The action is set in a small-town bar in Florida, with six characters played by a stellar cast: Annette Daniels Taylor rocks as Eddie, the jaded bar owner; Anthony Alcocer stays just this side of over-the-top as Casey, an Elvis impersonator and “Georgia”; Christine Turturro-Beausoleil provides practicality and understanding as Jo, his wife; and Michael Seitz takes a neighborly turn as Jason, their landlord.

Then we have the two life-meets-art-is-life performances of Michael Blasdell, aka BeBe Bvlgari, as Miss Rexy (Anorexia Nervosa), and the one and only Jimmy Janowski playing the incomparable Miss Tracy Mills.

Jimmy Janowski stars in the campy comedy “The Legend of Georgia McBride” at Torn Space Theater.

Shanahan and Meola’s inspired staging of Lopez’s sharply written script still holds to the Torn Space ethos. For example: The show opens with Casey onstage as Elvis. He could be singing “Hound Dog” or “Blue Suede Shoes” to kick things up, but that would be too obvious for this production.

This Elvis has heat, crooning a steamy, slow-snapping, high-intensity version of “Fever” (which the original Elvis covered early in his career), and Alcocer sells it right out of the gate… “fever in the morning, fever all through the night.”

Unfortunately, Casey has no audience and, very soon, no job. Eddie can’t afford the empty seats and, willing to try anything, he picks up his cousin Tracy’s drag queen cabaret act in a last-ditch effort to bring in customers. 

So, while Casey and his wife Jo are coming to terms with being flat broke and pregnant, the two queens (Janowski and Blasdell) arrive looking like a couturier’s fever dream — and suddenly anything is possible. 

Necessity, being such a mother … of invention … leads to Casey donning a dress to pay the bills. With Miss Tracy as his mentor, he gets back onstage and inexplicably thrives as “Georgia McBride.”

What follows is an intimate, hilarious examination of drag personas, personal choices and character transformations. It is the stuff that legends are made of.

“I think it’s safe to say we were both surprised,” Tracy says of Georgia’s success.

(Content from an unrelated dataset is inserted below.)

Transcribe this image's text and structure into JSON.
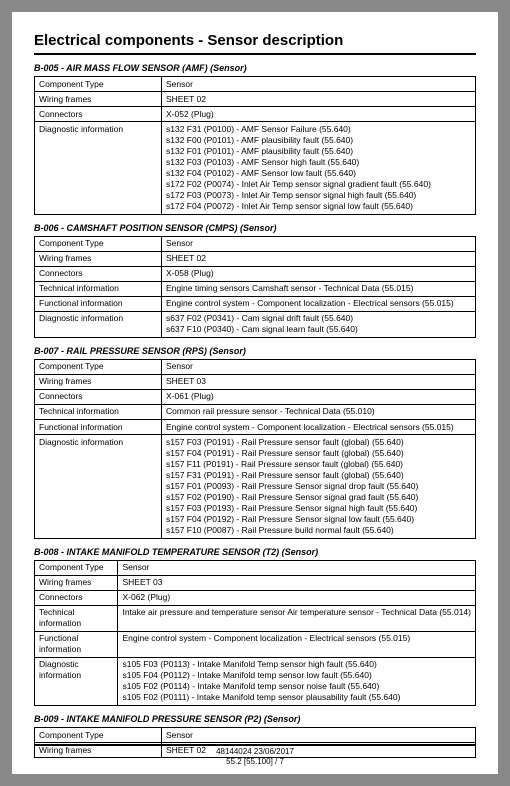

The entire show is full of rich moments. Among my favorites: 

• Blasdell as Rexy going full Tina Turner for “River Deep, Mountain High.”

• Seitz as Jason recalling his own experience with “gender fluid” dating, a la “The Crying Game.”

• Alcocer performing Tom Makar’s song “I Was Lost,” as Georgia.

• Daniels Taylor in every moment of Eddie’s exasperation, along with Turturro-Beausoleil’s expanding “pregnancy”; 

• Janowski’s bizarre recounting of the tale of Cocoa Latiffe;

• And all the outrageous musical numbers, a show in themselves.

This all plays out on a set packed with exceptional production work – sound, lighting, videos, everything – that enriches the action without stepping on it. 

There could be an entire second review on Brian Milbrand’s videos, the seamless set movements (Mary Margaret Keenan-Brown), innovative sound design by Justin Rowland, and lighting from Matvey Kitchen that underlines that this is indeed where the magic happens. I could add more than a dozen more names here, but you can read them yourself in the program when you go.

Shows are at 7:30 p.m. this Friday and Saturday (June 5-6), and Thursdays through Saturdays, June 11-13, and June 18-20, at the newly renovated and expanded Torn Space theater, attached to the Adam Mickiewicz Library and Dramatic Circle, 612 Fillmore Ave. 

Extra parking is available in the lot opposite the theater. Tickets are $30 (general admission) at tornspacetheater.com. The bar in the Mick is open before and after each performance.